RALEIGH, N.C. — Tobacco giant R.J. Reynolds is slicing tobacco orders by nearly 50 percent and most farmers are scrambling to find new buyers.
Tobacco farmer Keith Parish said the R.J. Reynolds decision to cut its contracts by nearly half will have a ripple effect on all farmers, even those like himself who do not contract with big tobacco companies.
"Any time any manufacturer opts not to buy as much tobacco, it's a lot worse on the growers especially because they don't have anywhere to sell," he said.
Many farmers must now either find another buyer to contract with or take their crop to auction. If they cannot sell it there, it will be dumped into reserves, which means next year's federal quota -- the amount farmers are allowed to grow -- will likely be cut.
State agriculture commissioner Britt Cobb said R.J. Reynolds gave no apparent reason for the cutbacks, but he has his own theory.

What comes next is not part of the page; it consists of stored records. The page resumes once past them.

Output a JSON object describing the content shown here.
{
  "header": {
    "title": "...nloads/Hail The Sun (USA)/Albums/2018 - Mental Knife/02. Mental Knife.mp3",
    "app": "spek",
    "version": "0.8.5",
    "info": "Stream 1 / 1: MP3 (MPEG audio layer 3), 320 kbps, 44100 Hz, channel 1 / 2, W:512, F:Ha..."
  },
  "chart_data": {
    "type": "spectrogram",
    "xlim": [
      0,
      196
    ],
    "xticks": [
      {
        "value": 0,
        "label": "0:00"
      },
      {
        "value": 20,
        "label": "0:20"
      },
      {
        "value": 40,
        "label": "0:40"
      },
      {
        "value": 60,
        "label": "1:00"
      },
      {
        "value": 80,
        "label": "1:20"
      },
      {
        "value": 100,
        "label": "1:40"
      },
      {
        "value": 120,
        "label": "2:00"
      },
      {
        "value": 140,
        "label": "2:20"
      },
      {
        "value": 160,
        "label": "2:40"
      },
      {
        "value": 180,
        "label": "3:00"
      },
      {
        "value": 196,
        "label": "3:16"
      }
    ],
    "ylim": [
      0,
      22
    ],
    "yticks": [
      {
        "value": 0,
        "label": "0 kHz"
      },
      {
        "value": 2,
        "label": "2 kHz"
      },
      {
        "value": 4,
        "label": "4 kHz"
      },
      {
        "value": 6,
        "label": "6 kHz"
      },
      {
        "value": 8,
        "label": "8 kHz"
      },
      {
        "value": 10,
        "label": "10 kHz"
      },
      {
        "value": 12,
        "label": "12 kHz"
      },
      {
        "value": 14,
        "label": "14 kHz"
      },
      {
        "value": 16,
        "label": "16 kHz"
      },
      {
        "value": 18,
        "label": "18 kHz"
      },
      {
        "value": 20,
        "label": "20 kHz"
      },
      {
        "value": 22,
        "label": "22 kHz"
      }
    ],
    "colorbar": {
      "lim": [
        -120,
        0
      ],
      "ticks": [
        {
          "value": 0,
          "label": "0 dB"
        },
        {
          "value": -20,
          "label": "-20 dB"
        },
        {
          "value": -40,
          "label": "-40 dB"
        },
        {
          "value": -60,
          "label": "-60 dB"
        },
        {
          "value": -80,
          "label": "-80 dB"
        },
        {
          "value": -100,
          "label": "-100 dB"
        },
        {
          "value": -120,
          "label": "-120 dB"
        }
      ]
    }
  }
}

"I think it's a number of things -- the pending merger with RJR and Brown & Williamson. That may be a factor," he said.
Whatever the reason, Parrish said the decision is an unsettling sign for farmers.
"It does send a strong indication to farmers that this is how you are going to have to deal from now on out," he said.
No one from R.J. Reynolds would comment on the story. Officials said the cutback could not come at a worse time. Thousands of farmers are suing R.J. Reynolds, alleging unfair trade practices.